By 14:40, the tide had changed and there was a significant out-going current, which brought the job to an end. We’d managed to remove most of the barnacles, but we need to have another go tomorrow. We chilled out for a few hours and went ashore for a sunset beer or two. Back on board, Glenys rustled up Chicken Mole, which we had with our last bottle of wine - it’s definitely time to go…
18 October 2017 Benguerra Sandspit, Mozambique
Overnight the wind veered to the south-east and picked up quickly. Just after midnight, I was woken by the uncomfortable motion and found that the wind was blowing 25-30 knots with the tide against the wind, raising 2-3 foot waves. Yesterday afternoon, “Fortuna” arrived and anchored near to us. When the wind picked up and swung us around, they’ve ended up only two boat lengths from us and at times they were less than that directly behind us.
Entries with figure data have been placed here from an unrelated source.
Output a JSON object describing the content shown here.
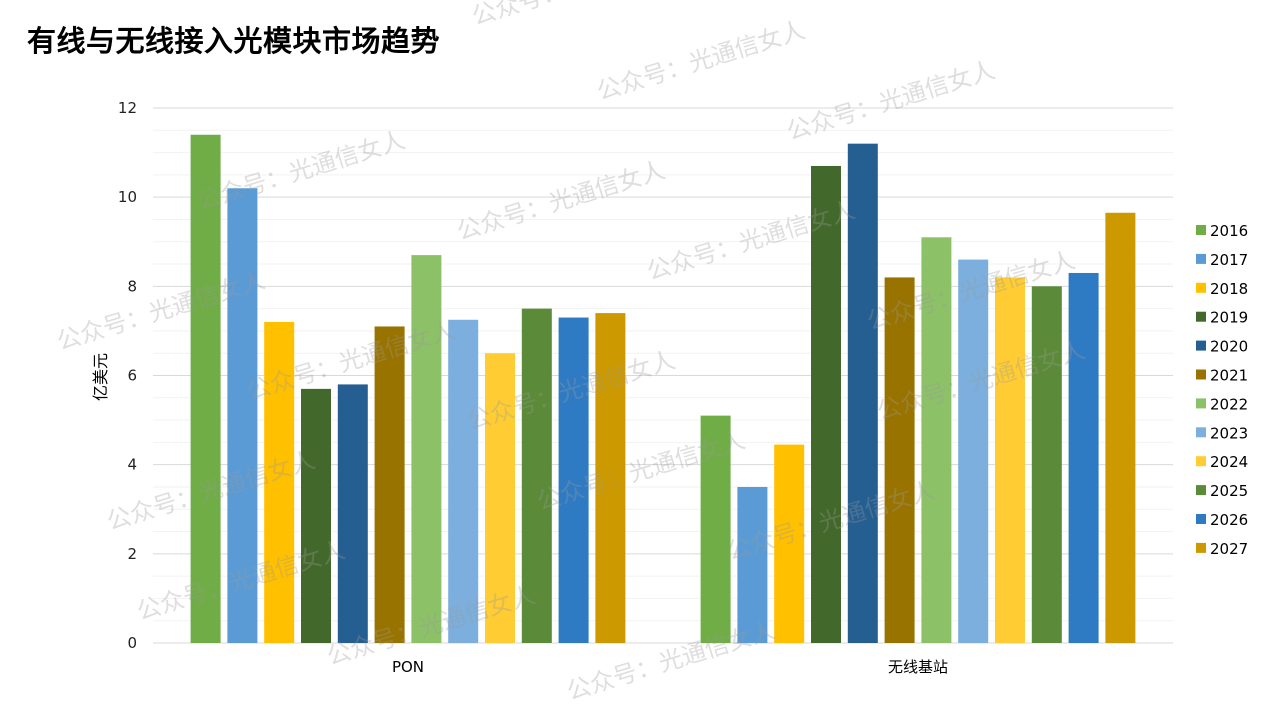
{
  "title": "有线与无线接入光模块市场趋势",
  "watermark": "公众号：光通信女人",
  "chart_data": {
    "type": "bar",
    "title": "",
    "xlabel": "",
    "ylabel": "亿美元",
    "ylim": [
      0,
      12
    ],
    "yticks": [
      0,
      2,
      4,
      6,
      8,
      10,
      12
    ],
    "grid": true,
    "minor_grid": true,
    "legend_position": "right",
    "categories": [
      "PON",
      "无线基站"
    ],
    "series": [
      {
        "name": "2016",
        "color": "#70AD47",
        "values": [
          11.4,
          5.1
        ]
      },
      {
        "name": "2017",
        "color": "#5B9BD5",
        "values": [
          10.2,
          3.5
        ]
      },
      {
        "name": "2018",
        "color": "#FFC000",
        "values": [
          7.2,
          4.45
        ]
      },
      {
        "name": "2019",
        "color": "#43682B",
        "values": [
          5.7,
          10.7
        ]
      },
      {
        "name": "2020",
        "color": "#255E91",
        "values": [
          5.8,
          11.2
        ]
      },
      {
        "name": "2021",
        "color": "#997300",
        "values": [
          7.1,
          8.2
        ]
      },
      {
        "name": "2022",
        "color": "#8CC168",
        "values": [
          8.7,
          9.1
        ]
      },
      {
        "name": "2023",
        "color": "#7CAFDD",
        "values": [
          7.25,
          8.6
        ]
      },
      {
        "name": "2024",
        "color": "#FFCD33",
        "values": [
          6.5,
          8.2
        ]
      },
      {
        "name": "2025",
        "color": "#5B8A38",
        "values": [
          7.5,
          8.0
        ]
      },
      {
        "name": "2026",
        "color": "#2F7BC3",
        "values": [
          7.3,
          8.3
        ]
      },
      {
        "name": "2027",
        "color": "#CC9A00",
        "values": [
          7.4,
          9.65
        ]
      }
    ]
  }
}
We couldn’t raise them on the radio, so I resorted to shining our powerful search light at their hatches and blowing our little fog horn. They’d just arrived after a long passage, so it took a while to wake them up. Being the last boat to anchor, it’s their responsibility to keep their distance, but it was bad conditions to be trying to re-anchor in the dark without a moon, so they agreed that they would keep an anchor watch until the tide changed at 03:00 and hopefully conditions settled down.
Glenys and I didn’t sleep well and I got up half a dozen times to check that “Fortuna” were still clear of us. I’m annoyed with myself for not telling them to move yesterday afternoon, but if this was a normal anchorage, then they would have been fine, so it was difficult to tell them that they were too close.
By dawn, the wind was blowing hard from the SSE at 30 knots gusting to 35 knots, so it was gnarly and “Fortuna” were only 20 metres to our starboard side. Thankfully, after a bit of persuasion, they re-anchored at 10:00 at low tide, slack current, 100 metres away from us. I’ll sleep better tonight.
The weather forecast looks good. These strong SSE winds should start to abate this afternoon and then will back to ENE 10 by morning. We’re still planning on leaving at 14:00 tomorrow and during the first night we should have ENE 10. The second day looks like NE/ENE 10 and the south winds just don’t reach north enough to affect us. After that it should be NE to E winds at 5 -15 knots, which will be good for our south-west course to Richards Bay. With the lighter winds, we expect to arrive at dawn on Monday 23rd. The next southerly hits Richards Bay on the 25th, which gives us two days safety margin.
This weather never ceases to amaze me. The switch from NE to S happens within a few hours and it’s interesting to watch the barometer. It reached a low point of 1005mb yesterday afternoon and then started to rise, which heralds the switch from NE to S. By dawn this morning, the barometer read 1015mb and at lunch time it was 1016mb. When it starts to drop again, then the wind will slowly back to the east and we start all over again.
I find it very strange that we get no rain with these radical changes in wind direction and strength. We haven’t had any rain for six weeks and that was only a short-lived squall.
I drank my last beer on the beach last night, but Karen from “Red Herring” said that she could give me a six-pack. At midday, the wind was still blowing a hooley, so I couldn’t get into the dinghy to go to collect it without getting soaked through. At 14:00, I cracked up, donned my swimming shorts and a cagoule; and set off into the 30 knot winds. I spent a couple of hours on “Red Herring” sorting out some computer stuff and chatting about the plan for the passage.
The wind remained strong, but at sunset it had dropped to 20 knots and the sea state was much calmer.